Monday, January 21, 2008



Last Friday morning as I headed into work, I noticed the sun just peeking over the horizon. There was a layer of clouds above the sun, so it was shining orange-red light under the clouds, illuminating them all the way across the sky. The illumination was brighter, of course, closer to the sun, but it was obvious that even the clouds to the far west were receiving some of the orange-red light. As the sun rose further, the clouds hid it and the phenomenon went away.

I’ve not seen that kind of sunrise (or sunset) often, but a few times have been fortunate enough to see it. One morning in Oakley, I was coming home after a bad storm during the night. The power had been knocked out at the nursing home, and flooding was occurring in a rear door. I looked to the east and saw the sun peeking through the slot just below a shelf of clouds that covered the rest of the sky. There was another rainstorm to the west of where I was, and I saw a rainbow (that’s right, a rainbow) to the west in that storm cloud, just for a few brief moments of time under the cloud shelf.

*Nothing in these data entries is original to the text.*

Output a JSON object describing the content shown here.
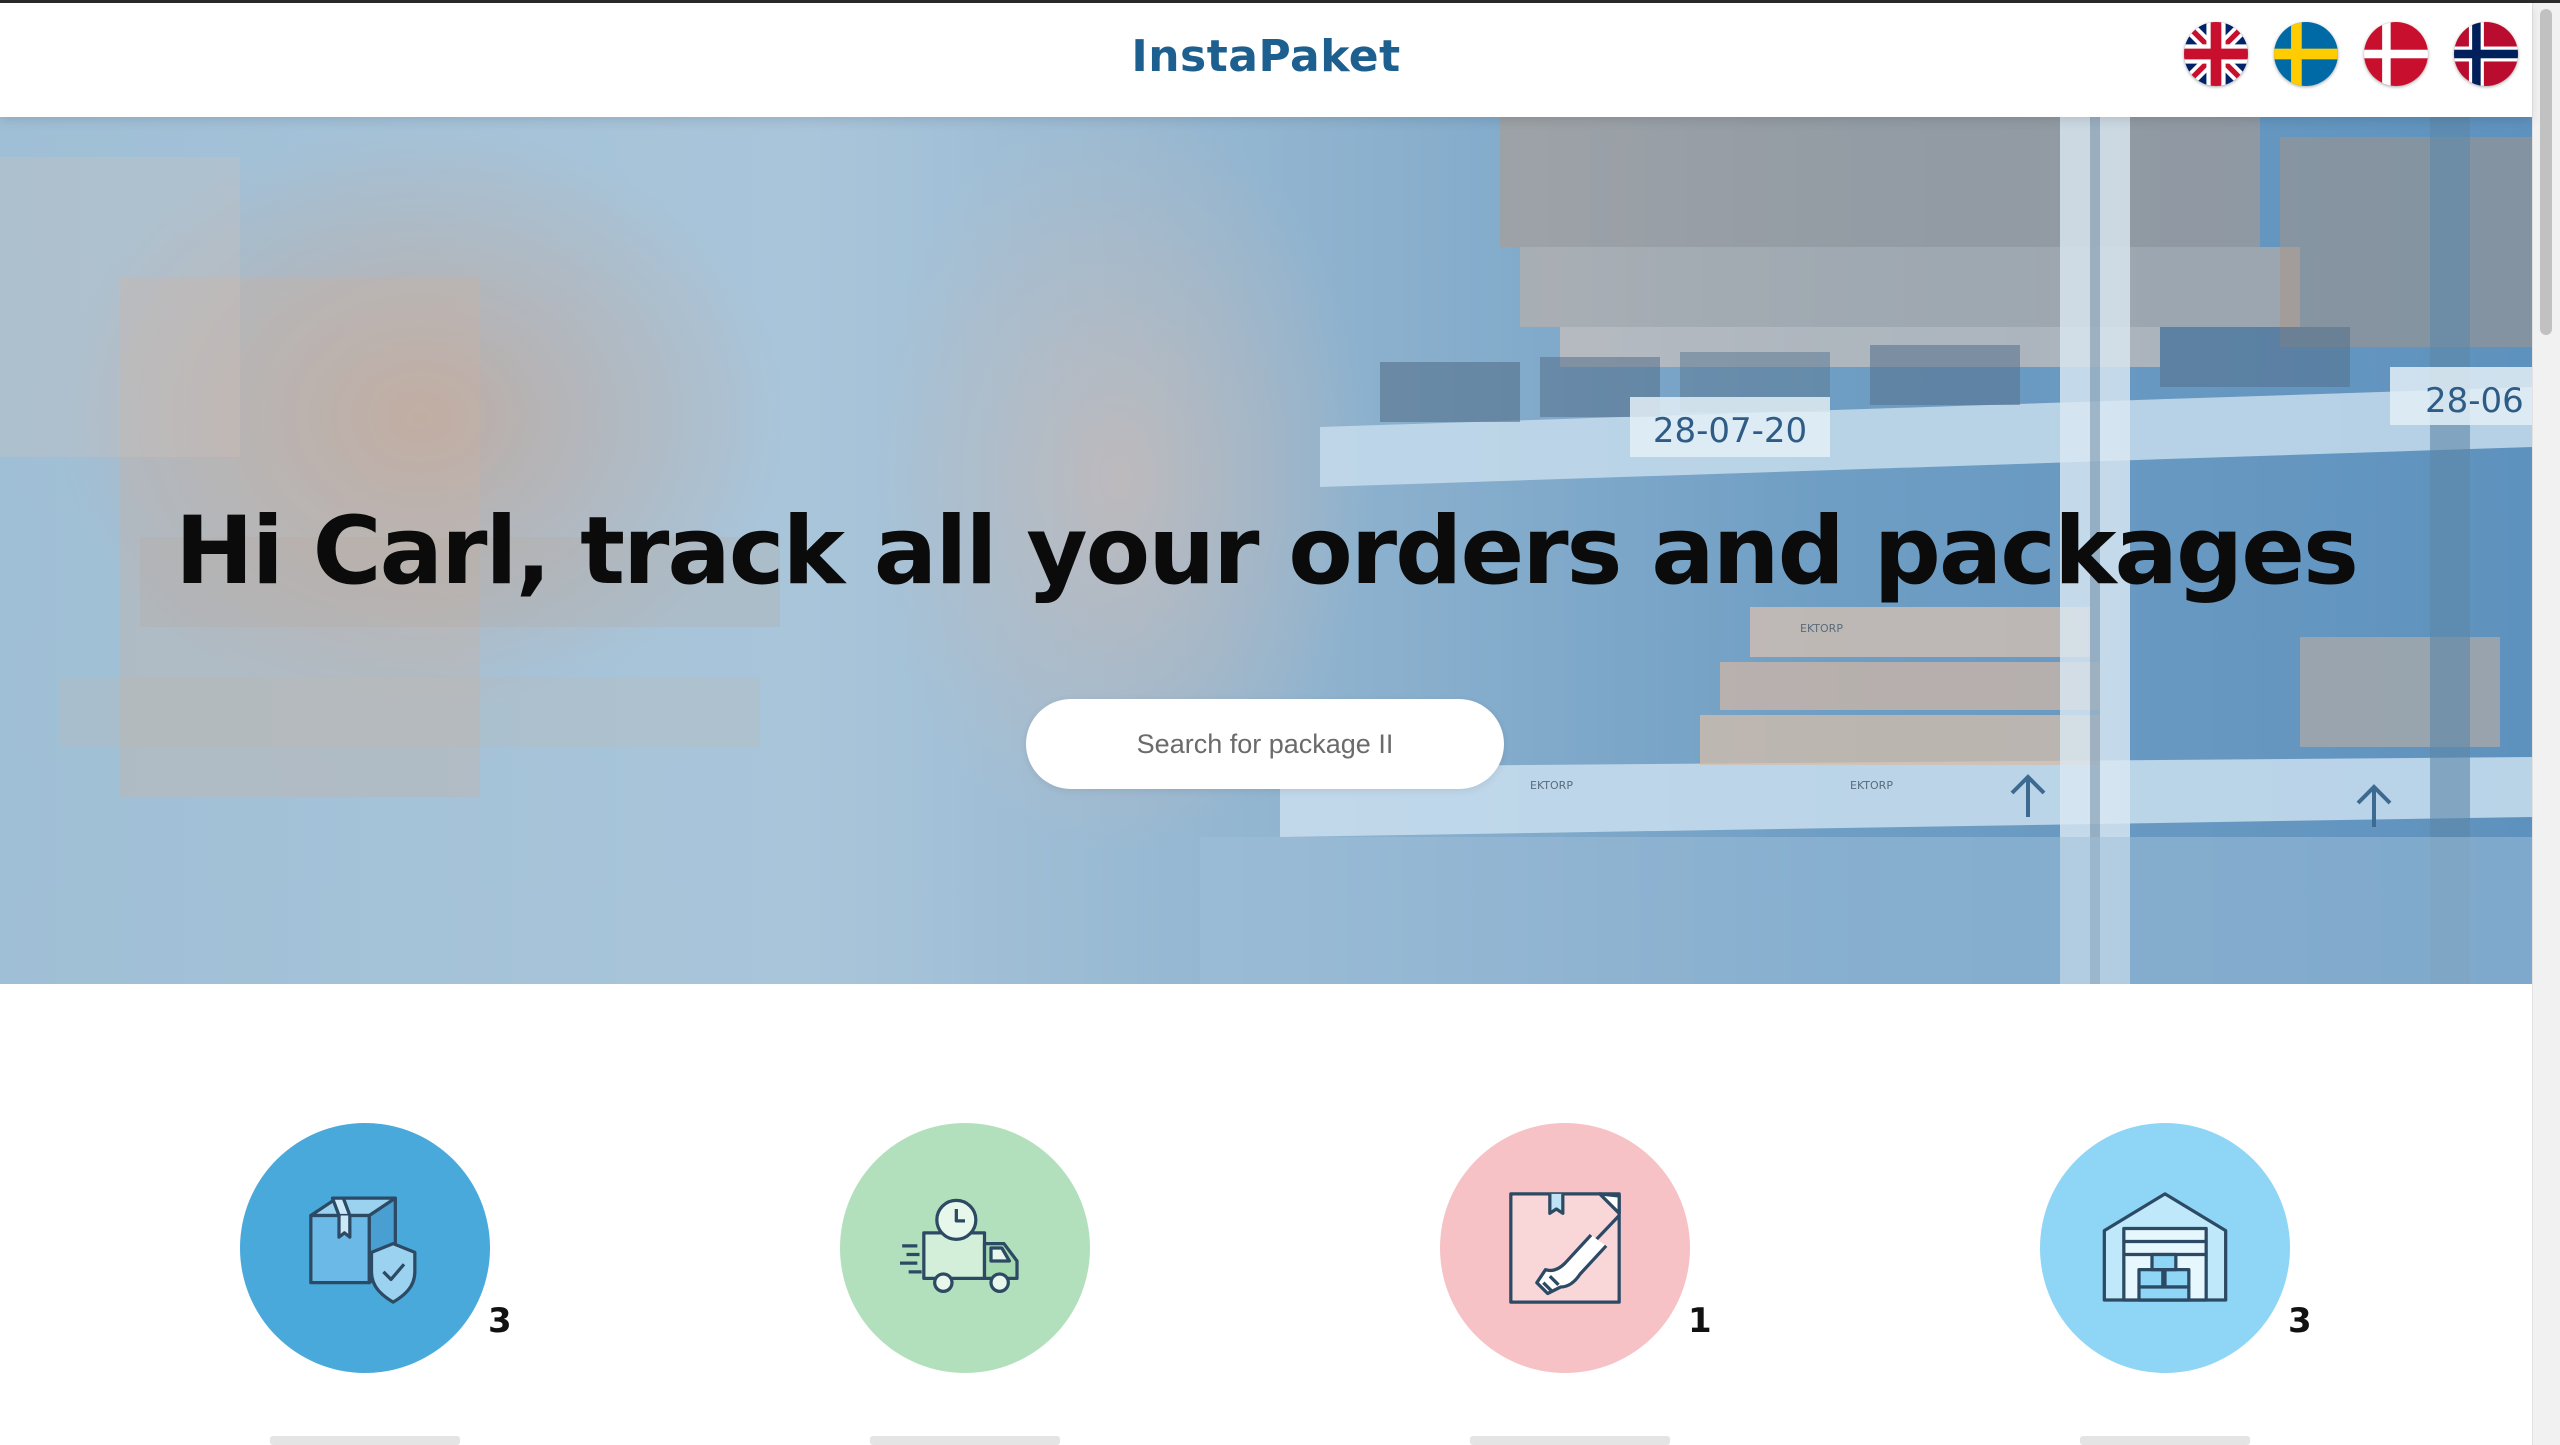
{
  "header": {
    "brand": "InstaPaket",
    "languages": [
      {
        "name": "English",
        "icon": "uk-flag-icon"
      },
      {
        "name": "Svenska",
        "icon": "sweden-flag-icon"
      },
      {
        "name": "Dansk",
        "icon": "denmark-flag-icon"
      },
      {
        "name": "Norsk",
        "icon": "norway-flag-icon"
      }
    ]
  },
  "hero": {
    "title": "Hi Carl, track all your orders and packages",
    "search_placeholder": "Search for package II",
    "shelf_labels": [
      "28-07-20",
      "28-06"
    ],
    "box_labels": [
      "EKTORP",
      "EKTORP",
      "EKTORP"
    ]
  },
  "categories": [
    {
      "icon": "insured-package-icon",
      "count": "3",
      "color": "#4aa9db"
    },
    {
      "icon": "delivery-truck-clock-icon",
      "count": "",
      "color": "#b3e0bc"
    },
    {
      "icon": "hand-package-delivered-icon",
      "count": "1",
      "color": "#f7c2c5"
    },
    {
      "icon": "warehouse-icon",
      "count": "3",
      "color": "#8fd5f5"
    }
  ]
}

I’ve never seen such a thing before, and don’t think I’ll ever have the privilege of seeing one like that again. First, how many times have you seen a rainbow to the west of your location? Second, how many times have you seen a rainbow under a shelf of clouds?

The sky can bring wonder to the human mind, and if one looks up once in a while, can bring joy and peace, knowing that things are working as they were ordered to work. The sky can also let us know that we aren’t as all-fired important as we sometimes think we are, and that there are things we have not yet learned to control.

And don’t get me started on the night sky. It’s a wonderland of its own, and has recently been brought to dazzling clarity with the Hubble telescope and other advanced optical equipment. Active volcanoes in the solar system? We have pictures of them actively spouting. Water in the form of ice elsewhere besides earth? Comet dust? We’ve brought some of that back to earth. Close-ups of asteroids? We have that. A comet crashing into a planet? We have photos of that as it happened. Conundrums that challenge, puzzle, and mystify scientists and physicists of all persuasions and stripes? You can see the same things they see and marvel just like they do.

Take a tour of some of those web sites sometime. I think you’ll come away with a renewed appreciation for this creation we inhabit.